I haven't had so much fun reading a science book in a loooong time. Andreas Wagner explores three different topics, all dealing with reaching the best solution in a complex landscape: evolution, molecular bonds and creativity. And it's impressive how well he linked them in this book.

We've all heard about 'survival of the fittest', but in reality evolution is usually 'survival of the good enough'. Wagner points out that if we consider biological designs (and here I don't mean anything religious, just the biochemical and physico-chemical properties of living organisms) as a complex mountainous landscape, we can immediately realize there are a lot of smaller peaks surrounding, or needing to be traversed in order to reach that highest peak. The problem is that evolution is a one-way engine: up you go, or your genes perish. But how can species avoid getting stuck on a molehill and advance toward a higher peak? Here it's important to keep in mind that the genetic landscape is not really a 3-D space. It's a multi-dimensional space, where multiple factors influence fitness in a given environment. And this multi-dimensionality actually makes it easier to adapt (although it makes it harder for our brains to visualize such an journey). Wagner does offer a great example of how adding one dimension actually makes it easier for cross a valley: in a 2-D space the only way through a valley is to sink all the way to the bottom. In 3-D, you may be able to go around the rim of the valley without needing to descend (or severely compromise your fitness). How do we achieve the tools to traverse this landscape? Wagner offers two well studied mechanisms: genetic drift and sex/gene recombination.

He then proceeds to talk about complex molecules and how atoms bind together to achieve the lowest energy state (for molecules, best 'fitness' is actually defined by energetic valleys - the least energy, the more stable the molecule is). In chemistry too molecules can get stuck in an intermediary 'good-enough' state. The only way out is through thermal agitation - a.k.a. heat.

And now we're ready to discuss creativity. Because genetic drift, heat and recombination can be equated to mechanisms that increase human creativity and aid problem solving. Wagner is not the first and he won't be the last to deplore our increased reliance on standardized test and scores to select 'value'. And he brings great arguments for why a rigid, homogenized evaluation and teaching curricula decreases innovation and cripples problem solving. In an inpatient society, educational system and academia there is little room for failure, yet failure is necessary. Failure and inferior ideas become stepping stones for better ideas, and second chances become vital. Yet we discourage creativity in favor of 'do more of what already works' despite knowing that it negatively impacts our society. The author even goes so far as equating the SAT style of exams with an engine that can only go uphill - and worse yet, can only go up the same hill! And "When everybody scrambles up the same hill, a landscape of knowledge remains unexplored.
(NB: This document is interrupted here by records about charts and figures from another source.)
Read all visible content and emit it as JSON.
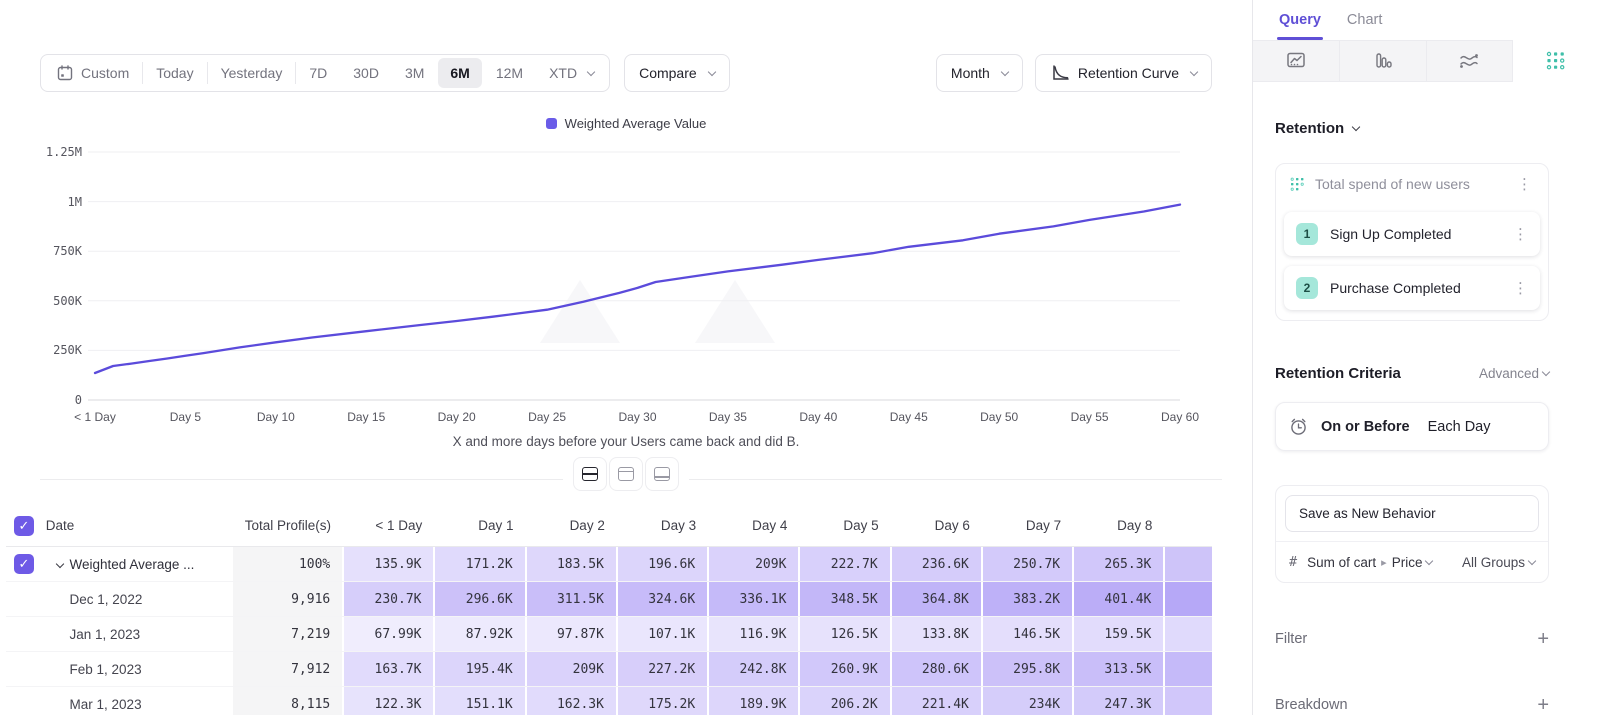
{
  "toolbar": {
    "date_ranges": [
      "Custom",
      "Today",
      "Yesterday",
      "7D",
      "30D",
      "3M",
      "6M",
      "12M",
      "XTD"
    ],
    "active_range": "6M",
    "compare_label": "Compare",
    "granularity": "Month",
    "view_label": "Retention Curve"
  },
  "chart_data": {
    "type": "line",
    "title": "",
    "legend": [
      "Weighted Average Value"
    ],
    "legend_position": "top-center",
    "grid": "horizontal",
    "series": [
      {
        "name": "Weighted Average Value",
        "color": "#5b4bdb",
        "points": [
          [
            0,
            135900
          ],
          [
            1,
            171200
          ],
          [
            2,
            183500
          ],
          [
            3,
            196600
          ],
          [
            4,
            209000
          ],
          [
            5,
            222700
          ],
          [
            6,
            236600
          ],
          [
            7,
            250700
          ],
          [
            8,
            265300
          ],
          [
            10,
            291000
          ],
          [
            12,
            315000
          ],
          [
            15,
            347000
          ],
          [
            18,
            378000
          ],
          [
            20,
            398000
          ],
          [
            22,
            420000
          ],
          [
            25,
            455000
          ],
          [
            27,
            495000
          ],
          [
            29,
            540000
          ],
          [
            30,
            565000
          ],
          [
            31,
            595000
          ],
          [
            33,
            622000
          ],
          [
            35,
            648000
          ],
          [
            38,
            682000
          ],
          [
            40,
            706000
          ],
          [
            43,
            740000
          ],
          [
            45,
            772000
          ],
          [
            48,
            805000
          ],
          [
            50,
            838000
          ],
          [
            53,
            875000
          ],
          [
            55,
            908000
          ],
          [
            58,
            950000
          ],
          [
            60,
            985000
          ]
        ]
      }
    ],
    "x_ticks": [
      {
        "label": "< 1 Day",
        "day": 0
      },
      {
        "label": "Day 5",
        "day": 5
      },
      {
        "label": "Day 10",
        "day": 10
      },
      {
        "label": "Day 15",
        "day": 15
      },
      {
        "label": "Day 20",
        "day": 20
      },
      {
        "label": "Day 25",
        "day": 25
      },
      {
        "label": "Day 30",
        "day": 30
      },
      {
        "label": "Day 35",
        "day": 35
      },
      {
        "label": "Day 40",
        "day": 40
      },
      {
        "label": "Day 45",
        "day": 45
      },
      {
        "label": "Day 50",
        "day": 50
      },
      {
        "label": "Day 55",
        "day": 55
      },
      {
        "label": "Day 60",
        "day": 60
      }
    ],
    "y_ticks": [
      {
        "label": "1.25M",
        "value": 1250000
      },
      {
        "label": "1M",
        "value": 1000000
      },
      {
        "label": "750K",
        "value": 750000
      },
      {
        "label": "500K",
        "value": 500000
      },
      {
        "label": "250K",
        "value": 250000
      },
      {
        "label": "0",
        "value": 0
      }
    ],
    "ylim": [
      0,
      1250000
    ],
    "xlim_days": [
      0,
      60
    ],
    "xlabel": "X and more days before your Users came back and did B."
  },
  "layout_toggle": {
    "options": [
      "split-view",
      "chart-focus",
      "table-focus"
    ],
    "active": "split-view"
  },
  "table": {
    "headers": [
      "Date",
      "Total Profile(s)",
      "< 1 Day",
      "Day 1",
      "Day 2",
      "Day 3",
      "Day 4",
      "Day 5",
      "Day 6",
      "Day 7",
      "Day 8"
    ],
    "select_all_checked": true,
    "rows": [
      {
        "label": "Weighted Average ...",
        "checked": true,
        "expandable": true,
        "total": "100%",
        "values": [
          "135.9K",
          "171.2K",
          "183.5K",
          "196.6K",
          "209K",
          "222.7K",
          "236.6K",
          "250.7K",
          "265.3K"
        ]
      },
      {
        "label": "Dec 1, 2022",
        "total": "9,916",
        "values": [
          "230.7K",
          "296.6K",
          "311.5K",
          "324.6K",
          "336.1K",
          "348.5K",
          "364.8K",
          "383.2K",
          "401.4K"
        ]
      },
      {
        "label": "Jan 1, 2023",
        "total": "7,219",
        "values": [
          "67.99K",
          "87.92K",
          "97.87K",
          "107.1K",
          "116.9K",
          "126.5K",
          "133.8K",
          "146.5K",
          "159.5K"
        ]
      },
      {
        "label": "Feb 1, 2023",
        "total": "7,912",
        "values": [
          "163.7K",
          "195.4K",
          "209K",
          "227.2K",
          "242.8K",
          "260.9K",
          "280.6K",
          "295.8K",
          "313.5K"
        ]
      },
      {
        "label": "Mar 1, 2023",
        "total": "8,115",
        "values": [
          "122.3K",
          "151.1K",
          "162.3K",
          "175.2K",
          "189.9K",
          "206.2K",
          "221.4K",
          "234K",
          "247.3K"
        ]
      }
    ]
  },
  "sidebar": {
    "tabs": [
      {
        "label": "Query",
        "active": true
      },
      {
        "label": "Chart",
        "active": false
      }
    ],
    "report_types": [
      "insights",
      "funnels",
      "flows",
      "retention"
    ],
    "active_report": "retention",
    "section_title": "Retention",
    "behavior_card": {
      "title": "Total spend of new users",
      "steps": [
        {
          "num": "1",
          "label": "Sign Up Completed"
        },
        {
          "num": "2",
          "label": "Purchase Completed"
        }
      ]
    },
    "criteria": {
      "label": "Retention Criteria",
      "mode": "Advanced",
      "condition": "On or Before",
      "frequency": "Each Day"
    },
    "save_behavior_label": "Save as New Behavior",
    "metric": {
      "prefix": "#",
      "event": "Sum of cart",
      "property": "Price",
      "group": "All Groups"
    },
    "filter_label": "Filter",
    "breakdown_label": "Breakdown"
  },
  "colors": {
    "accent_purple": "#6a5ce8",
    "line_purple": "#5b4bdb",
    "teal": "#3fbfa9",
    "heat_base": "rgb(121,94,240)"
  }
}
So what can we do to foster creativity? The author doesn't suggest we need to stop teaching students information - after all, as Pasteur said, "Chance favors the prepared mind." And competition is definitely beneficial, although not the end all be all. What he recommends is more patience in the educational space, more time to play (for children and adults) and more safety nets in those areas where creativity is highly needed (for e.g. the implementation of safe funding for researchers which won't be taken away if the first endeavor fails; that way they can focus on innovating and not securing funding for non-risky projects which innovate less). He also argues in favor of trans-disciplinary and trans-cultural collaborations (as you might expect, there is a direct correlation between innovation and immigration).

One topic the author discussed was very dear to my mind: that of incubation. We've all noticed that taking time away from a trying to solve a problem improves our ability to come up with solutions. Here vacation time, performing easy tasks, and engaging in creative activities can help. I was surprised how many examples were given of big Nobel prize winners who argued for allowing researchers to engage in artistic endeavors. E.g., Cajal argued in favor of choosing students "with an abundance of restless imagination, [who] spend their energy in the pursuit of literature, art, philosophy and the recreations of mind and body. To him who observes them from afar, it appears as though they are scattering and dissipating their energies, while in reality, they are channeling and strengthening them."

Ultimately, the book argues in favor of slowing down and taking more time to travel, especially for those domains dependent on innovation. Because, as Albert Szent-Gyorghyi of Vitamin C fame said: "Discovery consists of looking at the same things as everyone else and seeing something different."